ピンクのシューズ論争: 植物を扱う人は、シューズが”ピンク”に見える割合が高い?

 3年前の10月に、フェイスブックで物議をかもした「ピンクのシューズ論争」が、先週の大学院小川ゼミの飲み会で話題になった。「Colour conundrum: Is this shoe pink or teal?」(色彩論争:この靴はピンクに見えますか?グリーンに見えますか?)で知られる質問と画像を見た6人中、2人が「ピンク」と答えた。わたしを含む4人は「グレー」と回答した。

 

 物議をかもした画像の色は、ひとによって見え方がちがうことが知られている。同じ家族の中でも、ピンク派とグリーン派に分かれることもある。なので、必ずしも遺伝子が見え方を決定づけているわけでもなさそうだった。

 個人的にも興味を持ったので、知り合いのLINE仲間たちに、電車の中から画像(VANシューズ)を送ってみた。そして、オリジナルの質問と同じ、「このシューズは何色に見えますか?」との問いを投げかけてみた。

 全部で50人ほどのサンプルである。

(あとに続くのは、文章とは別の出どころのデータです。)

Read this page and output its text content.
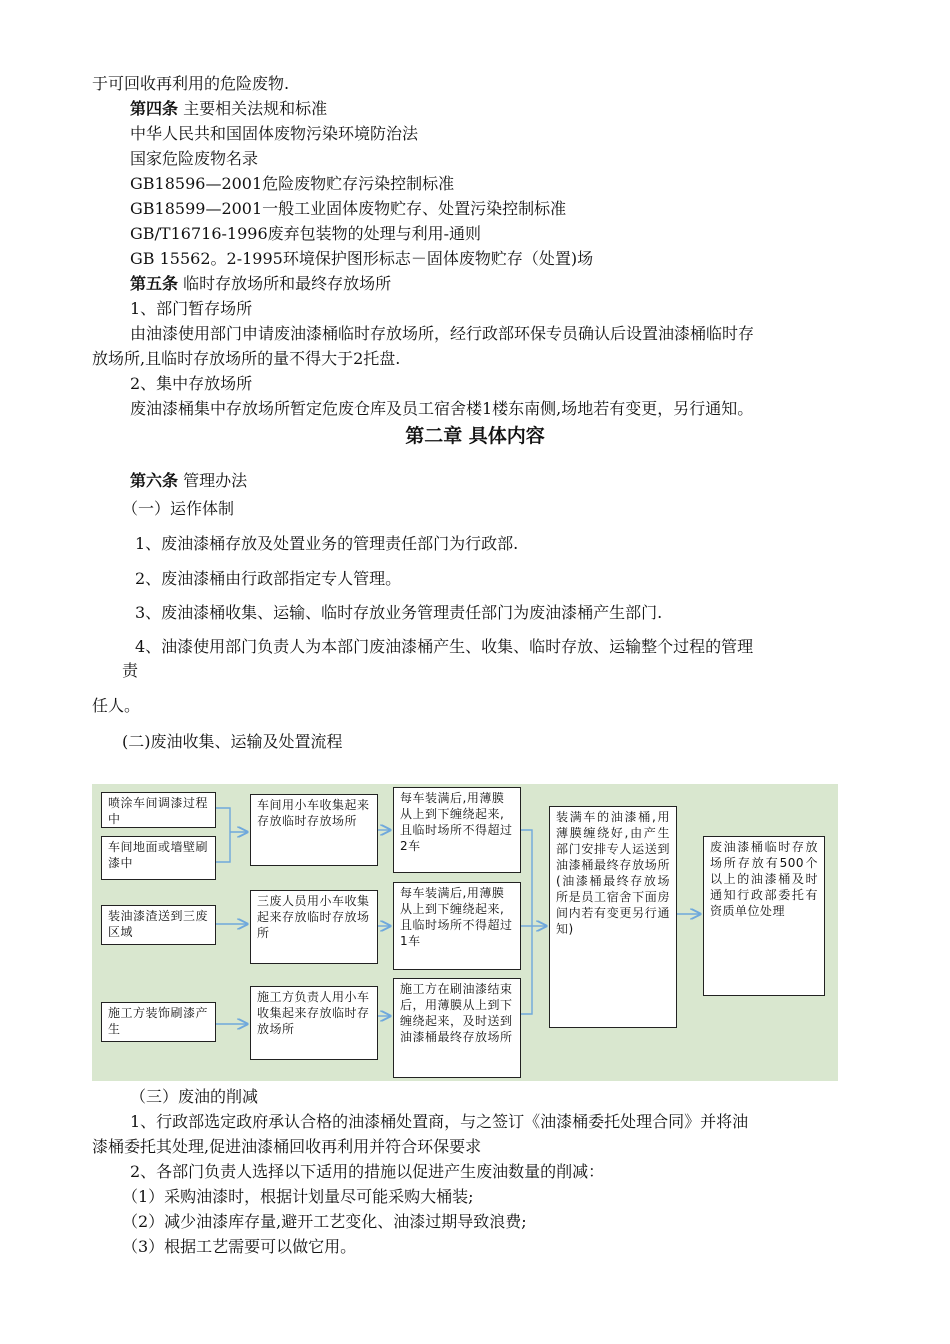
于可回收再利用的危险废物.
第四条 主要相关法规和标准
中华人民共和国固体废物污染环境防治法
国家危险废物名录
GB18596—2001危险废物贮存污染控制标准
GB18599—2001一般工业固体废物贮存、处置污染控制标准
GB/T16716-1996废弃包装物的处理与利用-通则
GB 15562。2-1995环境保护图形标志－固体废物贮存（处置)场
第五条 临时存放场所和最终存放场所
1、部门暂存场所
由油漆使用部门申请废油漆桶临时存放场所，经行政部环保专员确认后设置油漆桶临时存
放场所,且临时存放场所的量不得大于2托盘.
2、集中存放场所
废油漆桶集中存放场所暂定危废仓库及员工宿舍楼1楼东南侧,场地若有变更，另行通知。
第二章 具体内容
第六条 管理办法
（一）运作体制
1、废油漆桶存放及处置业务的管理责任部门为行政部.
2、废油漆桶由行政部指定专人管理。
3、废油漆桶收集、运输、临时存放业务管理责任部门为废油漆桶产生部门.
4、油漆使用部门负责人为本部门废油漆桶产生、收集、临时存放、运输整个过程的管理
责
任人。
(二)废油收集、运输及处置流程
喷涂车间调漆过程中
车间地面或墙壁刷漆中
装油漆渣送到三废区域
施工方装饰刷漆产生
车间用小车收集起来存放临时存放场所
三废人员用小车收集起来存放临时存放场所
施工方负责人用小车收集起来存放临时存放场所
每车装满后,用薄膜从上到下缠绕起来,且临时场所不得超过2车
每车装满后,用薄膜从上到下缠绕起来,且临时场所不得超过1车
施工方在刷油漆结束后，用薄膜从上到下缠绕起来，及时送到油漆桶最终存放场所
装满车的油漆桶,用薄膜缠绕好,由产生部门安排专人运送到油漆桶最终存放场所(油漆桶最终存放场所是员工宿舍下面房间内若有变更另行通知)
废油漆桶临时存放场所存放有500个以上的油漆桶及时通知行政部委托有资质单位处理
（三）废油的削减
1、行政部选定政府承认合格的油漆桶处置商，与之签订《油漆桶委托处理合同》并将油
漆桶委托其处理,促进油漆桶回收再利用并符合环保要求
2、各部门负责人选择以下适用的措施以促进产生废油数量的削减：
（1）采购油漆时，根据计划量尽可能采购大桶装;
（2）减少油漆库存量,避开工艺变化、油漆过期导致浪费;
（3）根据工艺需要可以做它用。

学部生のサンプルも追加でゼミ長にで調査を依頼している。厳密な集計結果は休み明けになってしまうが、なんとなくの仮説が頭の中で出来あがっている。わたしの知人・友人たちを平均すると、約2~3割が「ピンク派」で、残りの7~8割が「グリーン派」である。まれに、わたしが「カメレオン派」と呼んでいる「タイミングによって、どちらの色にも見える人」が1割ほどいることがわかっている。

 一般的に、論理的に物事を判断する左脳系のひとは、シューズがグレー(グリーン)に見える傾向がある。反対に、感覚的、直観的に物事を判断する右脳系のひとは、靴の画像がピンク(ホワイト)に見えると言われている。フェイスブックでの論争や解釈については、ネットにたくさんの意見が上がっている。そちらを参考にされたい。

 

 ところで、この質問を投げてみたところ、わたしの仲間たちの間では、かなりはっきりした傾向が見て取れることに気づいた。つまり、花屋さん(店長や従業員さん)は、明らかに「ピンク」と答える割合が高かったのである。また、種苗メーカーのサンプルでは、これまた、ピンク派がグリーン派を圧倒していた。

 たとえば、メリクロンの会社「ベルディ」(本社:愛知県豊橋市)の水谷朱美社長からの回答は、つぎのようなものだった。

 「写真 社内調査結果。12人中グレーは、私と経理の女性の2人だけ。10人はピンクでした。男性8人全員ピンク。ショックです」(水谷さん)。わたしは、水谷さんに「昨日のは、すごく偏ったサンプルです。ピンクの平均は2割から3割ですよ。なぜなのか、気になりますね」と返信しておいた。

 「はい。私も。工学部の1人を除いて全員農学系出身です。ほぼマニュアルが無く、植物の状態や温度変化を常に意識する、イコール感覚で仕事するからでしょうか?」が水谷仮説だった。

 

 そして、翌日になって、前日にニュージーランド人(植物関係者)と会食をした水谷さんからは、新しい情報が入った。

 「新回答出ました。マスタードです。78歳、ニュージーランド人、男性。元園芸用肥料販売。その人含め5人の飲み会。私以外日本人男性3人全員ピンク。65歳元農業大学校教諭、65歳園芸資材販売会社社長、多分50歳くらい農学部教授。これは何でしょう?私はマイノリティーです」。

 水谷さんの周りだけでなく、なんとなくの感覚だが、アーティスティックなセンスの高そうなひとたち(元アパレルのバイヤーや花屋の店長さん)は、シューズがピンクに見えていた。また、一般にトップ経営者(日本を代表する企業家たち)は、ほぼグレー派だった。ただし、例外があって、ネットビジネス系の企業経営者でマーケティング能力が優れている人には、ピンク派が少数だが存在している。

 具体的に名前を上げてしまうが、オイシックス・ラ・大地の高島宏平社長とクランチスタイルの武井亮介CEO。どちらも理科系の大学院出資者である。マーケティングのセンスは、感覚的な直観力と深く関わっているからだろうか。

 

 いずれにしても、ピンクのシューズ論争は、派生的な仮説をもっと生み出しそうだ。調査結果は、ここでいずれ発表することにしたい。

 なお、わが大学院ゼミ生のピンク派ふたりは、それぞれ、某アパレル小売業のブランド統括マネジャーとフランチャイズレストランチェーンのFCオーナーである。やや心配なのは、修士論文(プロジェクト報告書)を書きあげる際の論理構築力についてである。ただし、ユニークな発想など感性的な能力は申し分がない。